# Old bridgestone kabuki submariner 12



## TOPTUBALLS (Jun 1, 2006)

Got this bike for $25.00 looks like new any info on it would be appreciated e.g. when they made them ,cost new,good or bad beginner road bike?


----------



## JCavilia (Sep 12, 2005)

*Here's a little info*

http://www.sheldonbrown.com/japan.html#kabuki

I think Bridgestone used the Kabuki name for a few years in the late 70's.


----------



## TOPTUBALLS (Jun 1, 2006)

Thanks ! Thats pretty helpful stuff I was wondering how to adjust the seat !! makes sense I would finde it here in California!!


----------



## kayakado (Aug 23, 2004)

Actually they used the Kabuki name in the early to mid-70's. I have a precursor to it. I bought it in 1968 and still ride it, although it is heavy as hell. Here is the info on mine maybe it will help with yours.

C. Ioth
I have one I have been riding for over 35 years. I only recently purchased a new bike (AL w/ carbon forks) but the Itoh is comparable in comfort. Here is the description of my bike and some of the feedback I got on it from another vintage bike forum when I asked if it was worth restoring. The frame has some rust and that is why I had decided a second road bike would be a reasonable investment as a back up. As I am getting older, I wanted a light bike that was easy to throw into the car. The Itoh is HEAVY, in a collision with a truck it would probably come out the winner. I've only replaced the seat, rear wheel, brake pads, handlebar tape, cables, tires, tubes and rear wheel over 38 years.
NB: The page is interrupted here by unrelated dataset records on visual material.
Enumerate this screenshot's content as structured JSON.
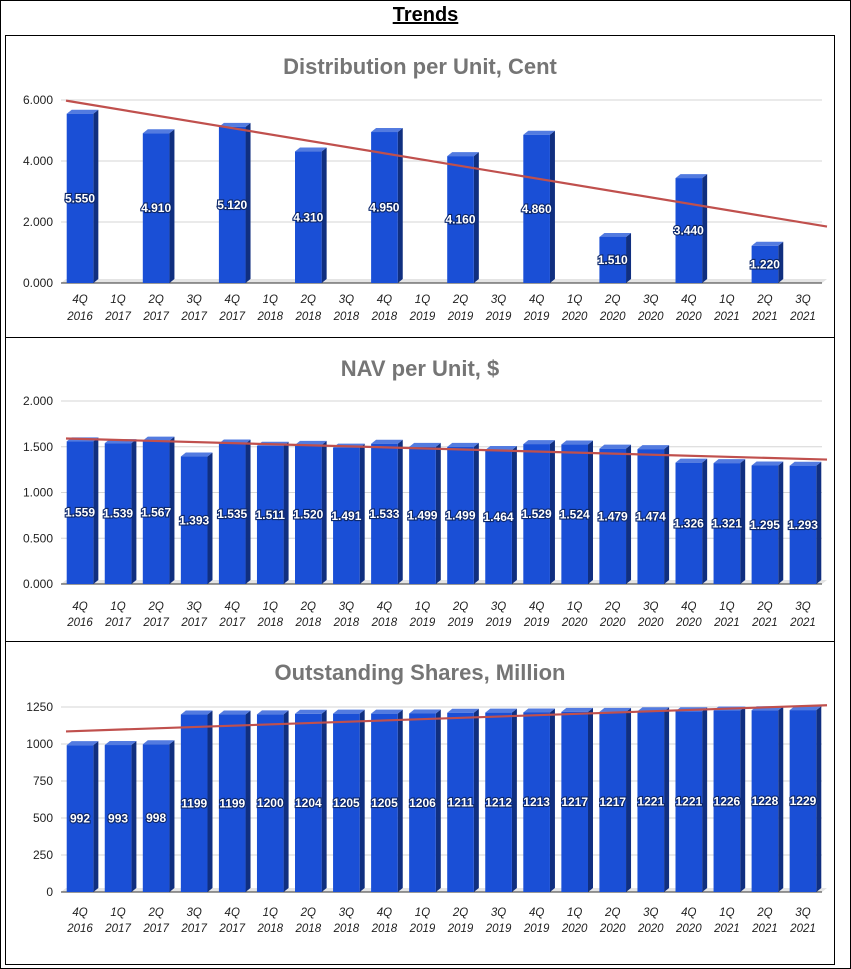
{
  "page": {
    "title": "Trends"
  },
  "chart_data": [
    {
      "type": "bar",
      "title": "Distribution per Unit, Cent",
      "categories": [
        "4Q 2016",
        "1Q 2017",
        "2Q 2017",
        "3Q 2017",
        "4Q 2017",
        "1Q 2018",
        "2Q 2018",
        "3Q 2018",
        "4Q 2018",
        "1Q 2019",
        "2Q 2019",
        "3Q 2019",
        "4Q 2019",
        "1Q 2020",
        "2Q 2020",
        "3Q 2020",
        "4Q 2020",
        "1Q 2021",
        "2Q 2021",
        "3Q 2021"
      ],
      "values": [
        5.55,
        null,
        4.91,
        null,
        5.12,
        null,
        4.31,
        null,
        4.95,
        null,
        4.16,
        null,
        4.86,
        null,
        1.51,
        null,
        3.44,
        null,
        1.22,
        null
      ],
      "data_labels": [
        "5.550",
        "",
        "4.910",
        "",
        "5.120",
        "",
        "4.310",
        "",
        "4.950",
        "",
        "4.160",
        "",
        "4.860",
        "",
        "1.510",
        "",
        "3.440",
        "",
        "1.220",
        ""
      ],
      "y_ticks": [
        "0.000",
        "2.000",
        "4.000",
        "6.000"
      ],
      "ylim": [
        0,
        6
      ],
      "trendline": {
        "start": 5.98,
        "end": 1.85,
        "color": "#c0504d"
      },
      "bar_color": "#1a4fd6"
    },
    {
      "type": "bar",
      "title": "NAV per Unit, $",
      "categories": [
        "4Q 2016",
        "1Q 2017",
        "2Q 2017",
        "3Q 2017",
        "4Q 2017",
        "1Q 2018",
        "2Q 2018",
        "3Q 2018",
        "4Q 2018",
        "1Q 2019",
        "2Q 2019",
        "3Q 2019",
        "4Q 2019",
        "1Q 2020",
        "2Q 2020",
        "3Q 2020",
        "4Q 2020",
        "1Q 2021",
        "2Q 2021",
        "3Q 2021"
      ],
      "values": [
        1.559,
        1.539,
        1.567,
        1.393,
        1.535,
        1.511,
        1.52,
        1.491,
        1.533,
        1.499,
        1.499,
        1.464,
        1.529,
        1.524,
        1.479,
        1.474,
        1.326,
        1.321,
        1.295,
        1.293
      ],
      "data_labels": [
        "1.559",
        "1.539",
        "1.567",
        "1.393",
        "1.535",
        "1.511",
        "1.520",
        "1.491",
        "1.533",
        "1.499",
        "1.499",
        "1.464",
        "1.529",
        "1.524",
        "1.479",
        "1.474",
        "1.326",
        "1.321",
        "1.295",
        "1.293"
      ],
      "y_ticks": [
        "0.000",
        "0.500",
        "1.000",
        "1.500",
        "2.000"
      ],
      "ylim": [
        0,
        2
      ],
      "trendline": {
        "start": 1.59,
        "end": 1.36,
        "color": "#c0504d"
      },
      "bar_color": "#1a4fd6"
    },
    {
      "type": "bar",
      "title": "Outstanding Shares, Million",
      "categories": [
        "4Q 2016",
        "1Q 2017",
        "2Q 2017",
        "3Q 2017",
        "4Q 2017",
        "1Q 2018",
        "2Q 2018",
        "3Q 2018",
        "4Q 2018",
        "1Q 2019",
        "2Q 2019",
        "3Q 2019",
        "4Q 2019",
        "1Q 2020",
        "2Q 2020",
        "3Q 2020",
        "4Q 2020",
        "1Q 2021",
        "2Q 2021",
        "3Q 2021"
      ],
      "values": [
        992,
        993,
        998,
        1199,
        1199,
        1200,
        1204,
        1205,
        1205,
        1206,
        1211,
        1212,
        1213,
        1217,
        1217,
        1221,
        1221,
        1226,
        1228,
        1229
      ],
      "data_labels": [
        "992",
        "993",
        "998",
        "1199",
        "1199",
        "1200",
        "1204",
        "1205",
        "1205",
        "1206",
        "1211",
        "1212",
        "1213",
        "1217",
        "1217",
        "1221",
        "1221",
        "1226",
        "1228",
        "1229"
      ],
      "y_ticks": [
        "0",
        "250",
        "500",
        "750",
        "1000",
        "1250"
      ],
      "ylim": [
        0,
        1250
      ],
      "trendline": {
        "start": 1085,
        "end": 1262,
        "color": "#c0504d"
      },
      "bar_color": "#1a4fd6"
    }
  ]
}
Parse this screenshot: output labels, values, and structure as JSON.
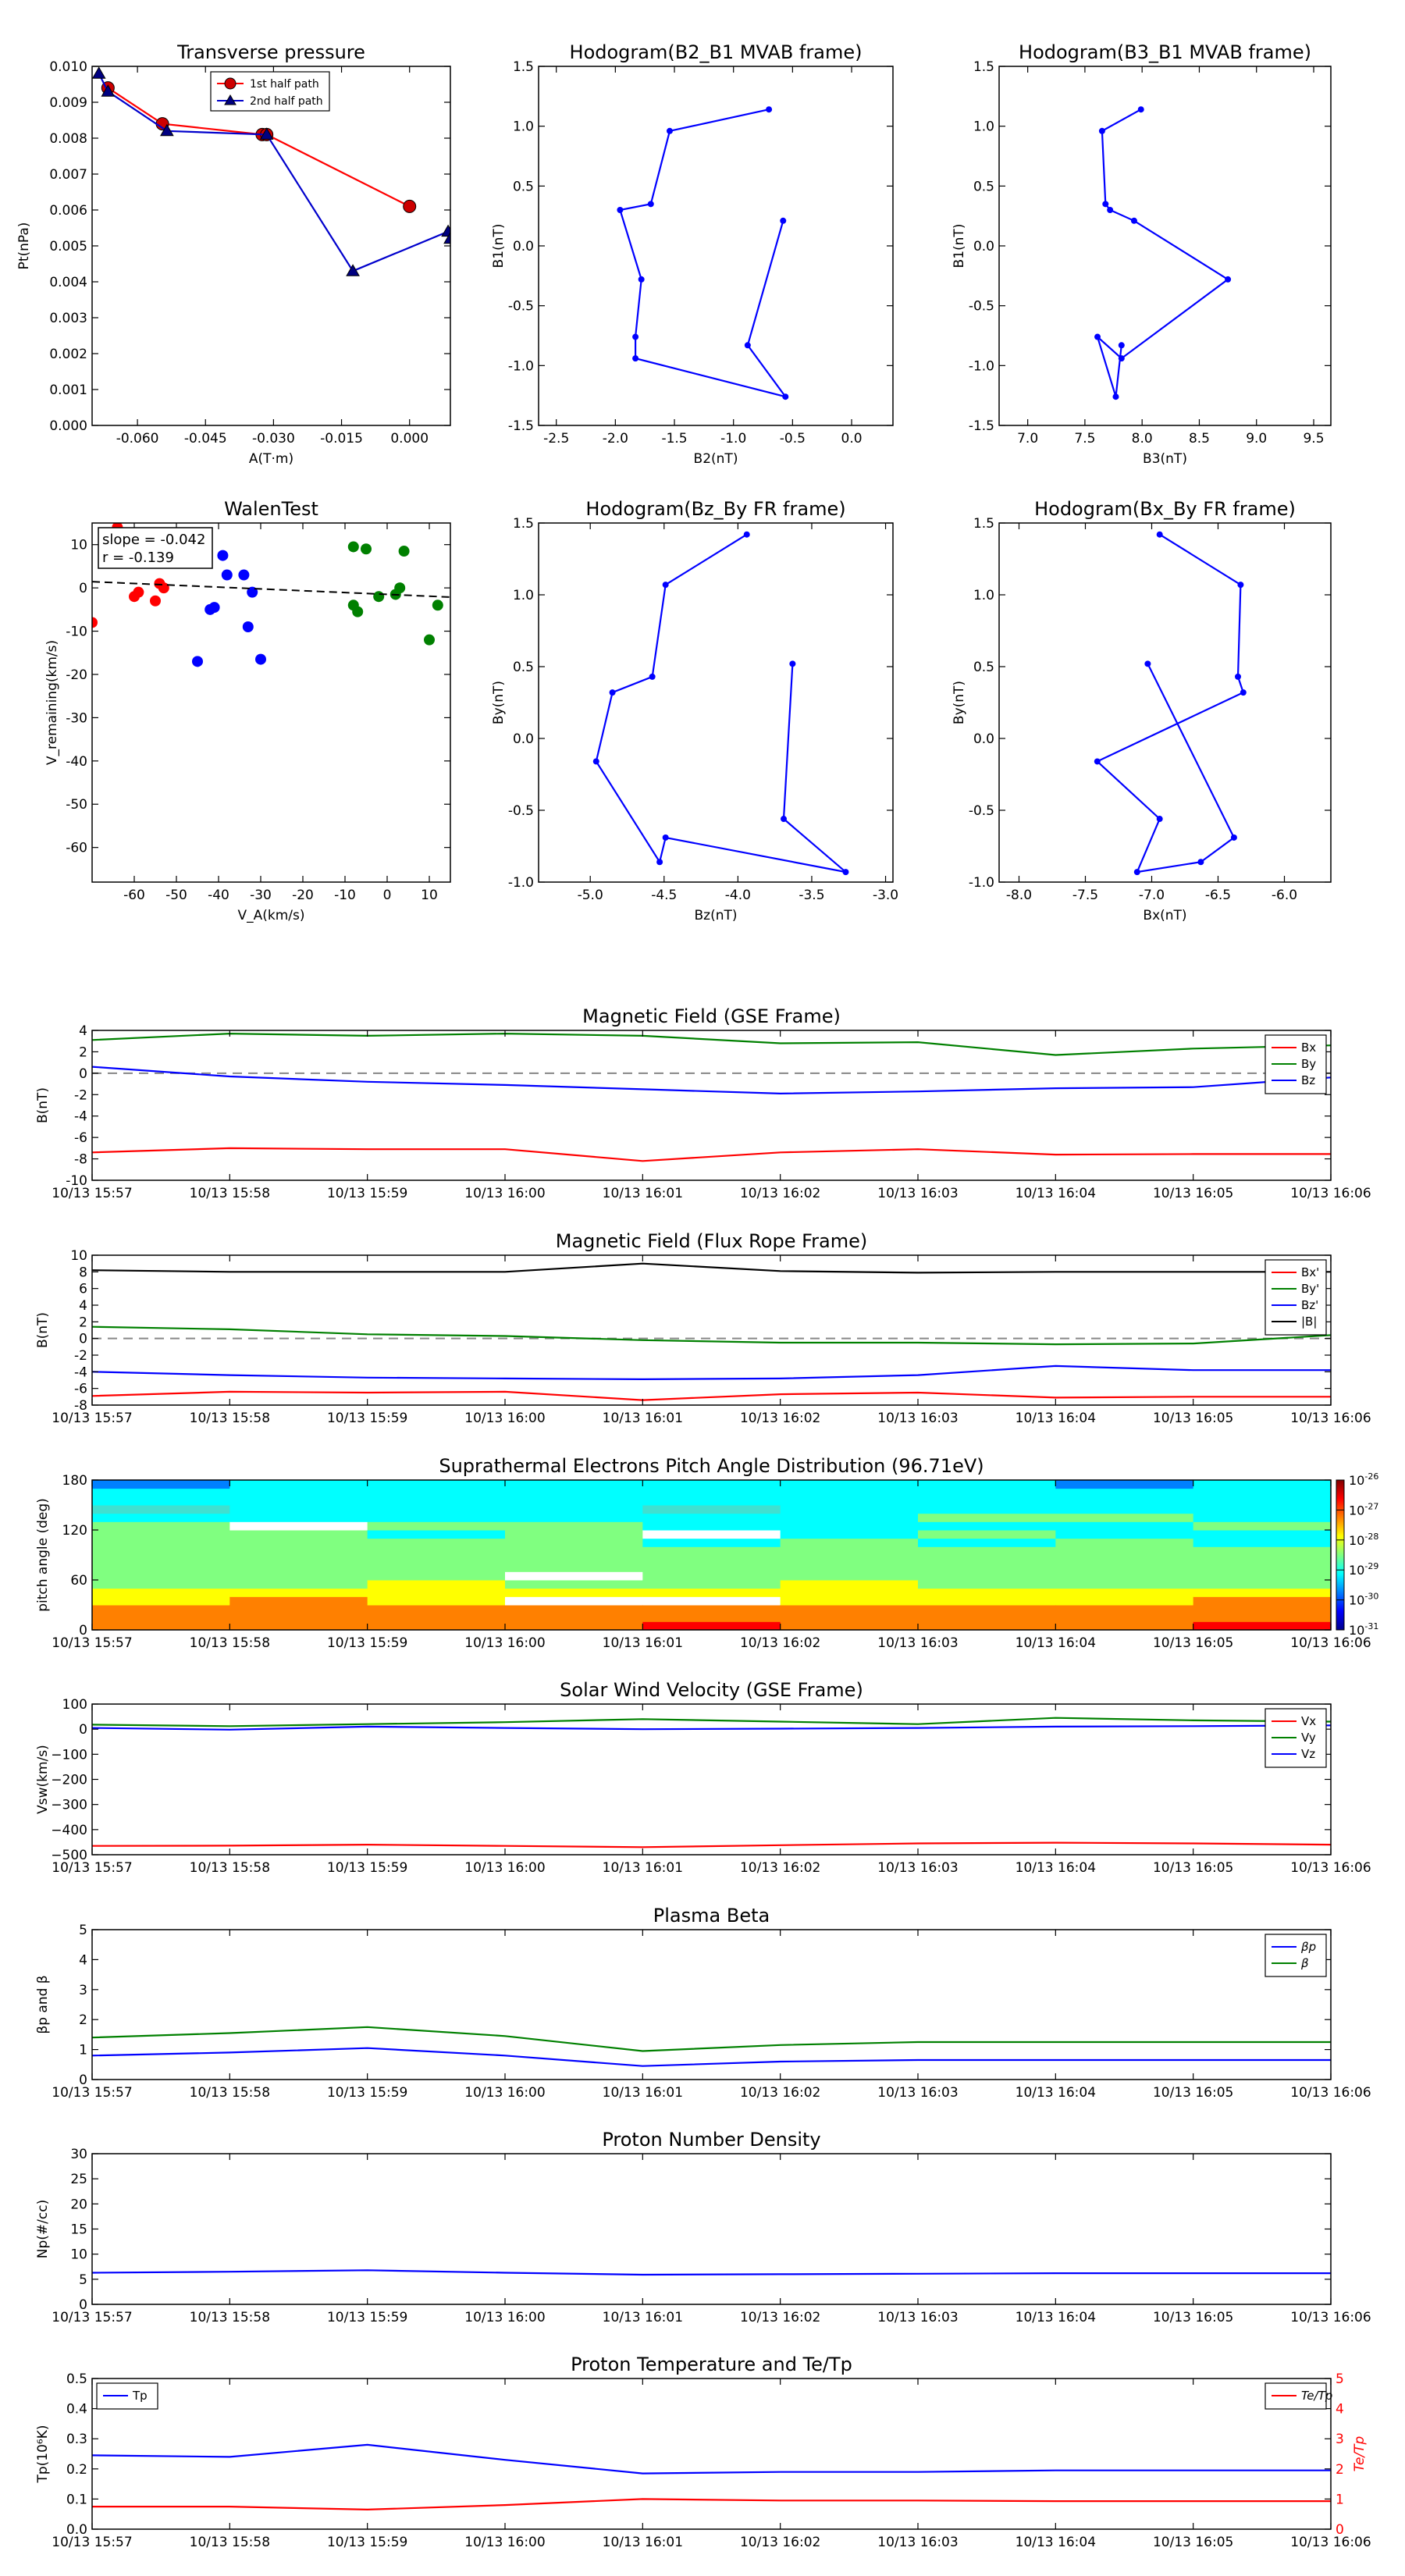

All its other parts are original including chain etc. I wish I knew how many miles I've ridden it. I used to commute on it at one time, but it did stand unused except for vacations for many years.

My bike:
Purchased new in 1968 or 69 for wholesale price of $150, lugged steel frame, 27 1/8 rims, RD: Suntour VGT, FD: Suntour, Crank: SR Maxi Cotterless, Dura Ace Centerpull brakes, Cassette 14-38, chainring 40-50, brooks style leather seat (Trico?), Chromed forks, Chromed fittings at bottom of headset, no fenders. Serial #110626 (This was before they made the kabuki models)

The Feedback on the bike:
While low-end Itoh could be found in department stores, they produced a full range, including some very nice models with double butted, CrMo framesets and top line Japanese components. Your bicycle sounds like the 271/273-HSP, which was 3rd in a line-up of 6 models in the early 1970s. A lower mid-range model, the frame on this model was single-butted, high tensile steel. So it is slightly better than your typical bike boom frame, as are the components. You don't give details on the wheels, but my specs indicate aluminum rims, and large flange, alloy, QR hubs. This, plus the Maxi and VGT were certainly superior to what you were getting on the popular Peugeot U08 and Raleigh Grand Prix at the time. It's not a "crummy" bicycle and definitely better than the typical bike boom fare.


----------